Growth equity firm with permanent capital backing next-generation consumer brands.
Investment firm backing companies improving human and planetary health.
Specialist in packaged food, beverage, and wellness with hands-on operational support.
Early-stage VC at the intersection of retail and technology.
Platform providing capital and data insights for consumer brands (acquired by Brightflow AI 2023).
Natural products investor with 40+ years combined experience and strategic backing.
Thesis-driven VC backing companies building the future across categories.
Growth equity arm of largest U.S. bank backing scalable consumer brands.
Early-stage consumer investor with focus on premium brands.
Beverage-exclusive investor focused on proven market traction.
Growth-stage investor partnering with convention-crushing food and beverage companies.
Mission-driven investor backing sustainable food systems and alternative proteins.
Major VC firm active in food tech and transformative food technologies.
Austin-based early-stage VC building next-generation consumer brands.
Mission-driven firm supporting emerging health and wellness brands early.
Beauty and wellness specialist with decades of institutional experience.
Consumer-focused investor backing innovative food and beverage brands.
Consumer health brand investor with focus on functional products.
German-based investor in food ingredients and functional food innovation.
Consumer-focused VC backing innovative food and beverage brands.
New York-based investor in health-conscious consumer products.
West Hollywood investor backing growth-stage consumer brands.
Chicago-based VC investing in next generation of consumer brands and enabling tech.
Global early and growth-stage firm with consumer brand track record.
These 25 investors closed deals from 2024 to November 2025. Before you start reaching out, set up proper tracking. Most CPG founders waste months on investors who were never interested.
Upload your deck to Ellty and create a unique link for each investor. You'll see exactly which slides they view and how long they spend on your financials. Most founders are surprised to learn investors skip their market size slides but spend 5+ minutes on unit economics. That tells you what actually matters to them.

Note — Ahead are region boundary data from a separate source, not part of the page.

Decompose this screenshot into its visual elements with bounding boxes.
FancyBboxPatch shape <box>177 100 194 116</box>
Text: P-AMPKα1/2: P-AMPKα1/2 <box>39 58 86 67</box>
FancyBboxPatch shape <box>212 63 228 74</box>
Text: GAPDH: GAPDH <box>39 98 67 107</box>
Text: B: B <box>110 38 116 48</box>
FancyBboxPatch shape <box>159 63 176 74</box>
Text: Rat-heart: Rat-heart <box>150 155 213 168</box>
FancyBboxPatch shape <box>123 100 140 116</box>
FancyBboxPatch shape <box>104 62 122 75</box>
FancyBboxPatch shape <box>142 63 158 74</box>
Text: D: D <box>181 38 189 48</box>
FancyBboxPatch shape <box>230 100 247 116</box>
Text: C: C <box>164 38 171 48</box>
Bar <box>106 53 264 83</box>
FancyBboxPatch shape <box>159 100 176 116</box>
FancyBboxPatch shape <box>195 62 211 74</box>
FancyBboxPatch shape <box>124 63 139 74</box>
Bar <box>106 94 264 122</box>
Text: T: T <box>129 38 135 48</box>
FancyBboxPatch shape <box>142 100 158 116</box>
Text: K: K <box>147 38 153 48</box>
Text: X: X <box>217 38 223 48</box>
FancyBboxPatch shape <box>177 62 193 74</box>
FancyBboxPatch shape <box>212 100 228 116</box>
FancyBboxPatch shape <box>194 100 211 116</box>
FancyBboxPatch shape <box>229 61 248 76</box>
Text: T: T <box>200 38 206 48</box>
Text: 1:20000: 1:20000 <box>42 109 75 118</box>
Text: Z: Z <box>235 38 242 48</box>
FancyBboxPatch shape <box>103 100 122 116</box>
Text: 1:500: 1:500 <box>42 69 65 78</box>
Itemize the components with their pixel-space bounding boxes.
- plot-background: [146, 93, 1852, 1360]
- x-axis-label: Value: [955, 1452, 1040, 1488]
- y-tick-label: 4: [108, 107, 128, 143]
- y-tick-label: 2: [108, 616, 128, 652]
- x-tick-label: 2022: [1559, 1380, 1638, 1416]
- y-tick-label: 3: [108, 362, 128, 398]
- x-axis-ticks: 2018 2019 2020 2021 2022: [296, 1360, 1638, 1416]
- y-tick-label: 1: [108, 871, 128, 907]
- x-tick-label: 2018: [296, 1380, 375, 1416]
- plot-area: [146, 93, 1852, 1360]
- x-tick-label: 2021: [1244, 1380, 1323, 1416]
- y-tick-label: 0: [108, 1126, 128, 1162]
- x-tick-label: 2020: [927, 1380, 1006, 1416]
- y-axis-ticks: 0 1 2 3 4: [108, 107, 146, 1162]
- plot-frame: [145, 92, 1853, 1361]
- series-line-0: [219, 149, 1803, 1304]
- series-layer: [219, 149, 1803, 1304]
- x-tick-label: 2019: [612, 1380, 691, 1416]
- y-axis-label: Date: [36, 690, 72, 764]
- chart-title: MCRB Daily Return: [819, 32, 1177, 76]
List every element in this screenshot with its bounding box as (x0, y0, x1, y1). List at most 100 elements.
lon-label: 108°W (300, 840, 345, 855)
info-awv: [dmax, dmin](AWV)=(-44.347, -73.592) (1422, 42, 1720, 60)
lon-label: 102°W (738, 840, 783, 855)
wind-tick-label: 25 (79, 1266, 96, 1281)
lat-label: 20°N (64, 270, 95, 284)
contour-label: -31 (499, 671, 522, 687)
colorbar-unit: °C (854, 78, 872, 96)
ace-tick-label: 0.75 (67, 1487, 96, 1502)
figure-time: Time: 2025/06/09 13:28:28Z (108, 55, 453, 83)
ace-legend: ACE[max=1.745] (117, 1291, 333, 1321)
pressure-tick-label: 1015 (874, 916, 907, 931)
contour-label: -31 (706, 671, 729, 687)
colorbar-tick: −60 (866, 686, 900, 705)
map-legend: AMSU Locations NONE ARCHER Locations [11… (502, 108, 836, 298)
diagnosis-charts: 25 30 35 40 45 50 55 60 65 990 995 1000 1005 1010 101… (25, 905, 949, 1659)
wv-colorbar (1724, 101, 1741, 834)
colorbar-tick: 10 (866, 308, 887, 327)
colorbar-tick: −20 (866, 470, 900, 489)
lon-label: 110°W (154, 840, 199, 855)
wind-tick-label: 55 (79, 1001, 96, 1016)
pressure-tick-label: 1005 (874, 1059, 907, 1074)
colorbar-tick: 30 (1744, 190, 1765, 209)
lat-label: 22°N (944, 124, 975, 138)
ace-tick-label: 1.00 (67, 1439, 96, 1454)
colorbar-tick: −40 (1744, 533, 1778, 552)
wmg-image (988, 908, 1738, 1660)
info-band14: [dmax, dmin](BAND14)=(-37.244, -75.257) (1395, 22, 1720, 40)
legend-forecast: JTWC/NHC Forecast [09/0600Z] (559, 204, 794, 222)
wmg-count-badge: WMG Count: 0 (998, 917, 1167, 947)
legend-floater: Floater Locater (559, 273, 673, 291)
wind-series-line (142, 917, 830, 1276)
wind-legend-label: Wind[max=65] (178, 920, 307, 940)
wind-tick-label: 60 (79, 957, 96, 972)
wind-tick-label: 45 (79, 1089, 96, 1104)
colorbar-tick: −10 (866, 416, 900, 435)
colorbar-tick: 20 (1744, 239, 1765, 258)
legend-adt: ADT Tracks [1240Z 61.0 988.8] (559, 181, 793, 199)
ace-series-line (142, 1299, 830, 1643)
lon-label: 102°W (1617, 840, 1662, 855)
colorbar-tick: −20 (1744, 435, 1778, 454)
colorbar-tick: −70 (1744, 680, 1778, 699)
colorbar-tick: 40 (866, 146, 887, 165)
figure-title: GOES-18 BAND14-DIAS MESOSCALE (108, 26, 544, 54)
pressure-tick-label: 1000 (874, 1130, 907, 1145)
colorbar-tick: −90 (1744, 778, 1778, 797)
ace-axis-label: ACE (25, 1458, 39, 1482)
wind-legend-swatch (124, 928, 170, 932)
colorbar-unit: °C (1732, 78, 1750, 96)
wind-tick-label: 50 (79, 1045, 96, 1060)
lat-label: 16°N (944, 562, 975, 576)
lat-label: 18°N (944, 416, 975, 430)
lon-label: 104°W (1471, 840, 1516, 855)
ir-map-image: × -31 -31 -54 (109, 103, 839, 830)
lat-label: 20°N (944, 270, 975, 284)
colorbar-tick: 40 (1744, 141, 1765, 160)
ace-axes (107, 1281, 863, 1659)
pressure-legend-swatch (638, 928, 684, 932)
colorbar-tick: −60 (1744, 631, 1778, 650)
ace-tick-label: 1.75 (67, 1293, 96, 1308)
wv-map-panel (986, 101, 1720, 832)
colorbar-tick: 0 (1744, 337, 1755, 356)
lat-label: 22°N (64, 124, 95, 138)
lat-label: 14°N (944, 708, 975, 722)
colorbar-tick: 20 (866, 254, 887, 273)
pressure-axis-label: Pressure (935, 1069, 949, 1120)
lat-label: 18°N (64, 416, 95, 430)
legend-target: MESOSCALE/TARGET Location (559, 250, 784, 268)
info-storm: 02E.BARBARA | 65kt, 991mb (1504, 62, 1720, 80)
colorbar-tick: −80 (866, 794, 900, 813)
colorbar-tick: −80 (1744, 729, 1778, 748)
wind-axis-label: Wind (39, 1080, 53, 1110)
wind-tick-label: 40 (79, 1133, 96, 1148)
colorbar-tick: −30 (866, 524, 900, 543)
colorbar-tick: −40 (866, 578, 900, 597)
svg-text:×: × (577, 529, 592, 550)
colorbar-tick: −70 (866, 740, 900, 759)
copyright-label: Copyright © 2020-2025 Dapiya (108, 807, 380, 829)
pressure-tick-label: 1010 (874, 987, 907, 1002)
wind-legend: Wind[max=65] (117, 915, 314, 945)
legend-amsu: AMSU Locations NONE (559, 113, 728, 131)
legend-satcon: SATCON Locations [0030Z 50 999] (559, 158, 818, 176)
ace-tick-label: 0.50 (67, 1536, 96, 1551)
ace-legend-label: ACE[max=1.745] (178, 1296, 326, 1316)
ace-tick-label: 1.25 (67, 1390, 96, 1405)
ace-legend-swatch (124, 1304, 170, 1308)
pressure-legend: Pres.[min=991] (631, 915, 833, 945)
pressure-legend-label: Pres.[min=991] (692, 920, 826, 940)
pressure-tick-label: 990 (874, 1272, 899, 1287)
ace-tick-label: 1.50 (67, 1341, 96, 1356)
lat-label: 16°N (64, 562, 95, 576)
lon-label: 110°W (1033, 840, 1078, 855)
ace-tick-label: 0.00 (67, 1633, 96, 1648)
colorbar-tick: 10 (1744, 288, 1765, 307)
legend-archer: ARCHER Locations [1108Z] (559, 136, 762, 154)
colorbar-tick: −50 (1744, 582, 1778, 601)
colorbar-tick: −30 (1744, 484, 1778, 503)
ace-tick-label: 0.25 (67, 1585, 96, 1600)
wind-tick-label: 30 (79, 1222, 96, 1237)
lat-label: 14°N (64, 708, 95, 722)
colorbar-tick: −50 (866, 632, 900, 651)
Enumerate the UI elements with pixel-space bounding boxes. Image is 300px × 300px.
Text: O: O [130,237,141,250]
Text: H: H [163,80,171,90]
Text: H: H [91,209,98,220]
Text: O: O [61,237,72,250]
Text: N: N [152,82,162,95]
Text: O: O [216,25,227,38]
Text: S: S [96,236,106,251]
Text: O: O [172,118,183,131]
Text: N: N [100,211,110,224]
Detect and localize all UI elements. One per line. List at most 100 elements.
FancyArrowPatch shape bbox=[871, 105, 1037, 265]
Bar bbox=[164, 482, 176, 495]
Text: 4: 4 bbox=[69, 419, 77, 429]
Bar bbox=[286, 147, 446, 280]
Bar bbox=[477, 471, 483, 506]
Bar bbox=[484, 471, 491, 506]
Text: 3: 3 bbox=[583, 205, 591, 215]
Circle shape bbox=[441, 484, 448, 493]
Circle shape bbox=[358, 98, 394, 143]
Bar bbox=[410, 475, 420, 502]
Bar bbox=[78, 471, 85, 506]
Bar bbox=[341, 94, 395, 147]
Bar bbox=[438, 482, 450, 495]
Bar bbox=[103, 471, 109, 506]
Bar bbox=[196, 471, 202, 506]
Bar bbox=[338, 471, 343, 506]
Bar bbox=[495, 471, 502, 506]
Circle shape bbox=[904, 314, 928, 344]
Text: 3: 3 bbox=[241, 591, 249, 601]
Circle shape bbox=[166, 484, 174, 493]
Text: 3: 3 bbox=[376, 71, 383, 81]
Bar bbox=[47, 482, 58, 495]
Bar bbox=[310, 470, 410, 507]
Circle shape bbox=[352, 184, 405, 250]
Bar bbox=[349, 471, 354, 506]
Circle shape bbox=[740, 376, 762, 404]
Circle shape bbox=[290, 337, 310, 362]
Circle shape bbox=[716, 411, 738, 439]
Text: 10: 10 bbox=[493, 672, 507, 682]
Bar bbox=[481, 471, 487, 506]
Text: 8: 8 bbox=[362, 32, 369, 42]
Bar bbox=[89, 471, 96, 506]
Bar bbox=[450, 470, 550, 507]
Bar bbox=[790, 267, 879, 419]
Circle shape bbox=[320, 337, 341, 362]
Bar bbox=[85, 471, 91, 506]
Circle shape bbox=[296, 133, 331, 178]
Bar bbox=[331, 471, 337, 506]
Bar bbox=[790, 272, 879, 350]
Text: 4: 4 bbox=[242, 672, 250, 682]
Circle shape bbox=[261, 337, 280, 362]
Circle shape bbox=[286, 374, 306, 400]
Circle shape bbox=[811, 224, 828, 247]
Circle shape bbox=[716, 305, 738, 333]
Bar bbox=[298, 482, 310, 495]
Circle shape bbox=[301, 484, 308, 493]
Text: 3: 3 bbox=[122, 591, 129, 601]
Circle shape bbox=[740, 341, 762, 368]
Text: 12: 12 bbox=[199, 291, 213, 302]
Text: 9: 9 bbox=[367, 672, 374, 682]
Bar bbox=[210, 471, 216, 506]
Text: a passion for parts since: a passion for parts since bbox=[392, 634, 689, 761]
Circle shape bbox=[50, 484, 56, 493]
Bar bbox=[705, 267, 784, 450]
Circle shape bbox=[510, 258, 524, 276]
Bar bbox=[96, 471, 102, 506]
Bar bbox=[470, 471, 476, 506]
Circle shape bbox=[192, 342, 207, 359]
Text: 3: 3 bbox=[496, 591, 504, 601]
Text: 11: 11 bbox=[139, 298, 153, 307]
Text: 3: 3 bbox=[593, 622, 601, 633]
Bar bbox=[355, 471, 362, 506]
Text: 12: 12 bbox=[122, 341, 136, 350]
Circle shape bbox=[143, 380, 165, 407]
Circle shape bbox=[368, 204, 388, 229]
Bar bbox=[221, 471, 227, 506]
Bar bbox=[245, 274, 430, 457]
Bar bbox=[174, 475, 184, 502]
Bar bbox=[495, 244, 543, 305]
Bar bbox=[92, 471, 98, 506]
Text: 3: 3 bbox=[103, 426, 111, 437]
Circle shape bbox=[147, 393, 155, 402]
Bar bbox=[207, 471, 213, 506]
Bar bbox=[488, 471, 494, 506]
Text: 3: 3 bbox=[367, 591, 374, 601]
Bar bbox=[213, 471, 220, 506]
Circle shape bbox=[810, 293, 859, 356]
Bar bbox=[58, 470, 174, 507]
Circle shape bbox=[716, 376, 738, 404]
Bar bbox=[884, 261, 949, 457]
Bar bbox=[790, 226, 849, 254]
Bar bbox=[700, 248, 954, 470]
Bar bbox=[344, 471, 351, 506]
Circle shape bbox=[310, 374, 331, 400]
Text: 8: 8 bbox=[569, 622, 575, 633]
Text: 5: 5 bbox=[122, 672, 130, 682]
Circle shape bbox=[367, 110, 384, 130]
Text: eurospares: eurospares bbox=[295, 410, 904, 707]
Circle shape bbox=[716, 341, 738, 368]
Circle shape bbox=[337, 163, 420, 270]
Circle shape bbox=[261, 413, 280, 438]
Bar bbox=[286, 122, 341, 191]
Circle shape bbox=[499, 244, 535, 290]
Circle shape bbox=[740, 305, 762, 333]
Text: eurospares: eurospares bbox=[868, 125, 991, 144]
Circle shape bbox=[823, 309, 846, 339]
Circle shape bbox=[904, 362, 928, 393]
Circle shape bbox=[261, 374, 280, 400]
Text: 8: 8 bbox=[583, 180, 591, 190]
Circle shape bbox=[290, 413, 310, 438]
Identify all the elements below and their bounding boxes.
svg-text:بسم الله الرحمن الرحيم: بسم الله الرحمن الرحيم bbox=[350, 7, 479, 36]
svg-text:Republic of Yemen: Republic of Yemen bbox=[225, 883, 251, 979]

When investors ask for more materials, share an Ellty data room instead of messy email threads. Your cap table, financial model, and supply agreements in one secure place with view analytics. You'll know if they're seriously evaluating or just collecting decks. If someone says they're interested but hasn't opened your data room in two weeks, move on.
How do I know if a CPG investor is still active?
Check their recent deals on Pitchbook or Crunchbase. If they haven't closed a deal in 18+ months, they're probably not actively deploying capital. Look at their LinkedIn to see if partners are still posting about new investments.
Should I cold email CPG investors or get introductions?
Get warm intros from portfolio founders whenever possible. Cold emails work about 2% of the time for CPG brands. Message founders on LinkedIn, offer to buy them coffee, and ask about their experience with specific investors. Most will help if you're respectful and brief.
What's the difference between seed and Series A investors?
Seed investors write $250K-$2M checks for brands doing $0-$1M revenue. Series A investors want $1M-$5M revenue with proof of retail velocity. Don't pitch Series A investors when you're pre-revenue. They won't fund you no matter how good your deck is.
How many investors should I reach out to?
Start with 15-20 that match your stage and sector. If you're getting zero responses after 20 pitches, your deck or traction is the problem, not your target list. Fix that before reaching out to more investors.
When should I set up a data room?
Before your first investor meeting. Most founders scramble to organize materials after an investor asks. That delays deals by weeks. Have your financial model, cap table, key contracts, and product roadmap ready in an Ellty data room from day one.
Do investors actually care about pitch deck analytics?
Yes. Tracking shows which investors are seriously evaluating vs. politely passing. If someone says they're interested but never opened your deck, that's a soft no. If they spent 10 minutes on your financials and team slides, they're doing real diligence.